# Air Transat - Your Experience



## Jrge (Mar 22, 2011)

Hi,

Can anyone share their experience with Air Transat? Was it good, bad, acceptable, okay? 

What about their Club Class option? Is it worth it?

Animo
(Cheers)


----------



## Auld Yin (Mar 10, 2009)

Jrge said:


> Hi,
> 
> Can anyone share their experience with Air Transat? Was it good, bad, acceptable, okay?
> 
> ...


It's one of the best non-scheduled airlines around. I always fly their Club Class and well worth the money.


----------



## Jrge (Mar 22, 2011)

Auld Yin said:


> It's one of the best non-scheduled airlines around. I always fly their Club Class and well worth the money.

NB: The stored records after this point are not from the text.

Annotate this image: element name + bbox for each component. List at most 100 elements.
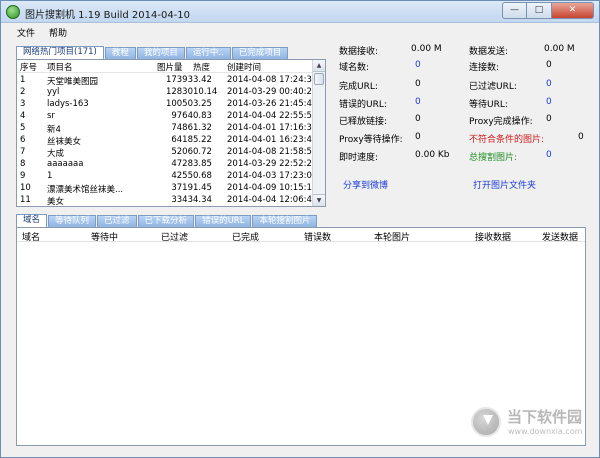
- column-created-time[interactable]: 创建时间: [227, 61, 261, 73]
- row-created-time: 2014-04-01 16:23:41: [227, 135, 318, 145]
- open-folder-link[interactable]: 打开图片文件夹: [473, 178, 536, 191]
- project-tabs: 网络热门项目(171) 教程 我的项目 运行中.. 已完成项目: [16, 46, 289, 59]
- domains-value: 0: [415, 60, 421, 70]
- row-image-count: 9764: [171, 111, 193, 121]
- detail-tabs: 域名 等待队列 已过滤 已下载分析 错误的URL 本轮搜割图片: [16, 214, 318, 227]
- received-value: 0.00 M: [411, 44, 442, 54]
- row-index: 2: [20, 87, 26, 97]
- row-created-time: 2014-04-04 12:06:42: [227, 195, 318, 205]
- row-heat: 1.45: [193, 183, 212, 193]
- column-waiting[interactable]: 等待中: [91, 230, 118, 243]
- waiting-url-label: 等待URL:: [469, 100, 508, 110]
- row-image-count: 12830: [165, 87, 193, 97]
- window-title: 图片搜割机 1.19 Build 2014-04-10: [25, 10, 191, 21]
- menu-help[interactable]: 帮助: [49, 26, 67, 39]
- filtered-url-value: 0: [546, 79, 552, 89]
- sent-label: 数据发送:: [469, 47, 509, 57]
- table-row[interactable]: 10 漂漂美术馆丝袜美... 3719 1.45 2014-04-09 10:15:12: [17, 182, 317, 195]
- project-list[interactable]: 序号 项目名 图片量 热度 创建时间 1 天堂唯美图园 17393 3.42 2014-…: [16, 59, 326, 207]
- unmatched-images-label: 不符合条件的图片:: [469, 135, 545, 145]
- waiting-url-value: 0: [546, 97, 552, 107]
- tab-running[interactable]: 运行中..: [185, 47, 231, 59]
- done-url-label: 完成URL:: [339, 82, 378, 92]
- row-index: 5: [20, 123, 26, 133]
- maximize-button[interactable]: □: [527, 2, 552, 19]
- row-created-time: 2014-04-08 17:24:36: [227, 75, 318, 85]
- proxy-done-value: 0: [546, 114, 552, 124]
- column-heat[interactable]: 热度: [193, 61, 210, 73]
- app-icon: [6, 5, 20, 19]
- row-image-count: 4728: [171, 159, 193, 169]
- table-row[interactable]: 9 1 4255 0.68 2014-04-03 17:23:04: [17, 170, 317, 181]
- column-index[interactable]: 序号: [20, 61, 37, 73]
- table-row[interactable]: 6 丝袜美女 6418 5.22 2014-04-01 16:23:41: [17, 134, 317, 147]
- minimize-button[interactable]: —: [502, 2, 527, 19]
- row-created-time: 2014-03-29 00:40:24: [227, 87, 318, 97]
- row-created-time: 2014-04-01 17:16:32: [227, 123, 318, 133]
- column-completed[interactable]: 已完成: [232, 230, 259, 243]
- row-project-name: 美女: [47, 197, 65, 207]
- row-image-count: 17393: [165, 75, 193, 85]
- row-heat: 0.72: [193, 147, 212, 157]
- tab-error-url[interactable]: 错误的URL: [195, 215, 252, 227]
- table-row[interactable]: 2 yyl 12830 10.14 2014-03-29 00:40:24: [17, 86, 317, 97]
- table-row[interactable]: 8 aaaaaaa 4728 3.85 2014-03-29 22:52:23: [17, 158, 317, 169]
- row-image-count: 10050: [165, 99, 193, 109]
- row-index: 6: [20, 135, 26, 145]
- row-index: 9: [20, 171, 26, 181]
- table-row[interactable]: 3 ladys-163 10050 3.25 2014-03-26 21:45:44: [17, 98, 317, 109]
- column-project-name[interactable]: 项目名: [47, 61, 73, 73]
- vertical-scrollbar[interactable]: ▲ ▼: [312, 60, 325, 206]
- tab-wait-queue[interactable]: 等待队列: [48, 215, 97, 227]
- column-errors[interactable]: 错误数: [304, 230, 331, 243]
- share-weibo-link[interactable]: 分享到微博: [343, 178, 388, 191]
- close-button[interactable]: ✕: [552, 2, 594, 19]
- total-images-value: 0: [546, 150, 552, 160]
- column-domain[interactable]: 域名: [22, 230, 40, 243]
- tab-hot-projects[interactable]: 网络热门项目(171): [16, 46, 104, 59]
- scroll-down-icon[interactable]: ▼: [313, 194, 325, 206]
- row-index: 4: [20, 111, 26, 121]
- connections-value: 0: [546, 60, 552, 70]
- connections-label: 连接数:: [469, 63, 500, 73]
- table-row[interactable]: 11 美女 3343 4.34 2014-04-04 12:06:42: [17, 194, 317, 207]
- row-image-count: 3343: [171, 195, 193, 205]
- table-row[interactable]: 7 大成 5206 0.72 2014-04-08 21:58:53: [17, 146, 317, 159]
- column-image-count[interactable]: 图片量: [157, 61, 193, 73]
- domains-label: 域名数:: [339, 63, 370, 73]
- proxy-wait-label: Proxy等待操作:: [339, 135, 403, 145]
- window-controls: — □ ✕: [502, 2, 594, 20]
- column-sent[interactable]: 发送数据: [542, 230, 578, 243]
- tab-filtered[interactable]: 已过滤: [97, 215, 137, 227]
- row-project-name: yyl: [47, 87, 60, 97]
- main-window: 图片搜割机 1.19 Build 2014-04-10 — □ ✕ 文件 帮助 …: [0, 0, 600, 458]
- tab-my-projects[interactable]: 我的项目: [136, 47, 185, 59]
- tab-downloaded-analysis[interactable]: 已下载分析: [137, 215, 195, 227]
- column-received[interactable]: 接收数据: [475, 230, 511, 243]
- row-image-count: 4255: [171, 171, 193, 181]
- table-row[interactable]: 1 天堂唯美图园 17393 3.42 2014-04-08 17:24:36: [17, 74, 317, 87]
- row-index: 11: [20, 195, 31, 205]
- scroll-up-icon[interactable]: ▲: [313, 60, 325, 72]
- row-created-time: 2014-04-03 17:23:04: [227, 171, 318, 181]
- row-heat: 3.25: [193, 99, 212, 109]
- row-heat: 4.34: [193, 195, 212, 205]
- scroll-thumb[interactable]: [314, 73, 324, 85]
- tab-domains[interactable]: 域名: [16, 214, 48, 227]
- proxy-wait-value: 0: [415, 132, 421, 142]
- column-round-images[interactable]: 本轮图片: [374, 230, 410, 243]
- row-heat: 0.68: [193, 171, 212, 181]
- menu-file[interactable]: 文件: [17, 26, 35, 39]
- column-filtered[interactable]: 已过滤: [161, 230, 188, 243]
- table-row[interactable]: 5 新4 7486 1.32 2014-04-01 17:16:32: [17, 122, 317, 135]
- tab-round-images[interactable]: 本轮搜割图片: [252, 215, 318, 227]
- row-project-name: ladys-163: [47, 99, 89, 109]
- table-row[interactable]: 4 sr 9764 0.83 2014-04-04 22:55:53: [17, 110, 317, 121]
- row-created-time: 2014-04-04 22:55:53: [227, 111, 318, 121]
- row-index: 10: [20, 183, 31, 193]
- tab-tutorial[interactable]: 教程: [104, 47, 136, 59]
- watermark-text: 当下软件园: [507, 408, 583, 426]
- tab-completed[interactable]: 已完成项目: [231, 47, 289, 59]
- row-image-count: 6418: [171, 135, 193, 145]
- row-image-count: 3719: [171, 183, 193, 193]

Great! What about their baggage allowance? I've read you can take up to 40 kgs. if you are flying Club Class, but do they allow to bring extra baggage? 

Animo
(Cheers)


----------



## Auld Yin (Mar 10, 2009)

Jrge said:


> Great! What about their baggage allowance? I've read you can take up to 40 kgs. if you are flying Club Class, but do they allow to bring extra baggage?
> 
> Animo
> (Cheers)


Air Transat | What you can bring


----------



## G-Mo (Aug 17, 2011)

Air Transat is "no frills" travel. It'll get you where you want to go, but that's about it. Flown them a number of times, their prices are their best thing.


----------



## Jrge (Mar 22, 2011)

Auld Yin said:


> Air Transat | What you can bring


Thanks. I had read that already, and their allowance doesn't match.

For this upgrade, you are allow to bring 40 Kgs. Split in 2 bags. However, if you bring a 2nd. Bag; then you must pay $100.00 extra like the rest of the options. I'll phone them today to clear the cloud. 



G-Mo said:


> Air Transat is "no frills" travel. It'll get you where you want to go, but that's about it. Flown them a number of times, their prices are their best thing.


I've always flown AC or BA; but really don't mind the basics. I'm going to give them a shot. 

Animo
(Cheers)


----------